Principal for Norwegian working life

The leader in Parat, Hans-Erik Skjäggerud, believes that the current type of business organisation affects employer responsibility and that the case is both fundamental and important for the entire Norwegian working life.

– We mean Norwegian pulverising employer responsibility through its form of organisation, something we will see more of in a number of industries in the future. We believe employers should be allowed to organise the business as they wish, but not without taking responsibility for their employees, Skjæggerud said when the appeal was filed in April.

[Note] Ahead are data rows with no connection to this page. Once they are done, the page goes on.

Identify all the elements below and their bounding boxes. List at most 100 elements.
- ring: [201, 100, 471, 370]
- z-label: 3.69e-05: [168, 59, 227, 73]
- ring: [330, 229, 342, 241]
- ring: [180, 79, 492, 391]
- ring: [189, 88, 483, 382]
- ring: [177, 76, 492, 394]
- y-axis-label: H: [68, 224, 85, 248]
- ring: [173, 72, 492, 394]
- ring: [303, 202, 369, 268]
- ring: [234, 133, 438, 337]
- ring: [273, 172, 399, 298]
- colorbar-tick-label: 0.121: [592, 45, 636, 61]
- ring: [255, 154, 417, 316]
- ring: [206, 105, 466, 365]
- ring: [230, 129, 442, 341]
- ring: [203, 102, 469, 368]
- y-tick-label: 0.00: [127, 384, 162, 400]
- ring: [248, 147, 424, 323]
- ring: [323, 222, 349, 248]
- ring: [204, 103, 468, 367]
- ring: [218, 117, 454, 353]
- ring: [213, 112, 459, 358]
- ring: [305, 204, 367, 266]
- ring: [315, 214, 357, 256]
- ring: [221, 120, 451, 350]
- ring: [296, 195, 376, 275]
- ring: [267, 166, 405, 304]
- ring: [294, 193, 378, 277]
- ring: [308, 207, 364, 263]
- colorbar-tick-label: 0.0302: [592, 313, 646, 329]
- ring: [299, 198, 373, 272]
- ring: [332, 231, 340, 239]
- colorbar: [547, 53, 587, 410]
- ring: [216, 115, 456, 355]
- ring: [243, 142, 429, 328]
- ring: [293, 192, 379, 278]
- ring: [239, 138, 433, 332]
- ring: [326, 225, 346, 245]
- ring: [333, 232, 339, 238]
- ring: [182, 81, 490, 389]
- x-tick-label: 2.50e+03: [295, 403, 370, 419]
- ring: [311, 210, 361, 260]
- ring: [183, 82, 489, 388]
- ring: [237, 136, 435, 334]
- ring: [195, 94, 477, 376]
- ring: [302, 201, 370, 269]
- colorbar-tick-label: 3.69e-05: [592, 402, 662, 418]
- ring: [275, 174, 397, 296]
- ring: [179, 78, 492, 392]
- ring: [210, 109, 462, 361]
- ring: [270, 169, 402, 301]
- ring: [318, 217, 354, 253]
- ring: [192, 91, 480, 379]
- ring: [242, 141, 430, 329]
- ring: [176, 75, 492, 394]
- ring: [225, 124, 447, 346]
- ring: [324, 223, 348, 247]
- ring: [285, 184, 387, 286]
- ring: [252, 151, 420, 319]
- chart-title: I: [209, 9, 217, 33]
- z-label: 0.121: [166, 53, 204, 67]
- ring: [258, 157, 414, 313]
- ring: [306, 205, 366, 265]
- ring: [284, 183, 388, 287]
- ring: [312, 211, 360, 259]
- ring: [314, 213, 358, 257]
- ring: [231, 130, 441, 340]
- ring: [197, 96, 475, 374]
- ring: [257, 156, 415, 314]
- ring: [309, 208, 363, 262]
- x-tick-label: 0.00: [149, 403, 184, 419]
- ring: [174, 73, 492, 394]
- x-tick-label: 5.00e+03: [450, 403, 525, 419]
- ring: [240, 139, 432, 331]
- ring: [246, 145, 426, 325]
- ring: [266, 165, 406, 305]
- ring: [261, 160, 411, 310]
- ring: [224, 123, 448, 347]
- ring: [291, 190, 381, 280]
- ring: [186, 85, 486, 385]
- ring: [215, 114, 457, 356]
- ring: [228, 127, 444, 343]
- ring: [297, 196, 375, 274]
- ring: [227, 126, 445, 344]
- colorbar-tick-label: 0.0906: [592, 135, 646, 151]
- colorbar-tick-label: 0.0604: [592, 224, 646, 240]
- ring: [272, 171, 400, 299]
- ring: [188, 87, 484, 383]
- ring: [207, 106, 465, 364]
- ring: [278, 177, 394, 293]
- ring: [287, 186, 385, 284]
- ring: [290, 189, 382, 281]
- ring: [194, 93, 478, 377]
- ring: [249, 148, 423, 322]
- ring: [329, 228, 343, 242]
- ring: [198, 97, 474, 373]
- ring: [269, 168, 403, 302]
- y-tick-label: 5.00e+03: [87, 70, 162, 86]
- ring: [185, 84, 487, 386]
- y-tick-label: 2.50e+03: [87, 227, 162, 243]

Parat’s lawyer, Christen Horn Johannessen, believes that the verdict from the Court of Appeals is problematic for Norwegian working life, as it allows companies to organise themselves so that they can retain total influence over working conditions, but without taking the responsibility for its employees.

– Such a legal interpretation implies that rights and responsibilities in the Working Environment Act cannot be enforced and thus does not give Norwegian workers the rights and protections they ought to have, Horn Johannessen said after the verdict in the court of law fell.

Can’t accept dictation

It is five years since the Norwegian Board of Directors decided that the company must be reorganised in order to grow further and to compete internationally. The company is convinced that a model with a listed holding company at the top, with wholly or partly owned subsidiaries, is essential to ensure, not only the international market access but also a sustainable company and safe jobs, including in Norway.

The Norwegian case is about how the Norwegian group of companies is to be organised and not about employees’ rights, Sandaker-Nielsen emphasises. He specifies that everybody is a permanent employee and has a collective agreement.

– We can not accept that a trade union in a single country should dictate strategic choices and the model of our global business in a manner that affects our ability to compete internationally. That is the responsibility of the Board of Directors and the Management. The way the group of companies is organised today ensures that Norwegian can participate in international competition and continue to create new jobs both in Norway and internationally. In addition, we ensure that a large Norwegian company can retain its headquarters in Norway, the Communications Manager insists.

He also shows that Parat represents only eleven Norwegian employees in this case, and furthermore stresses that most pilots and cabin crew are pleased with today’s scheme, as confirmed by recent employee surveys.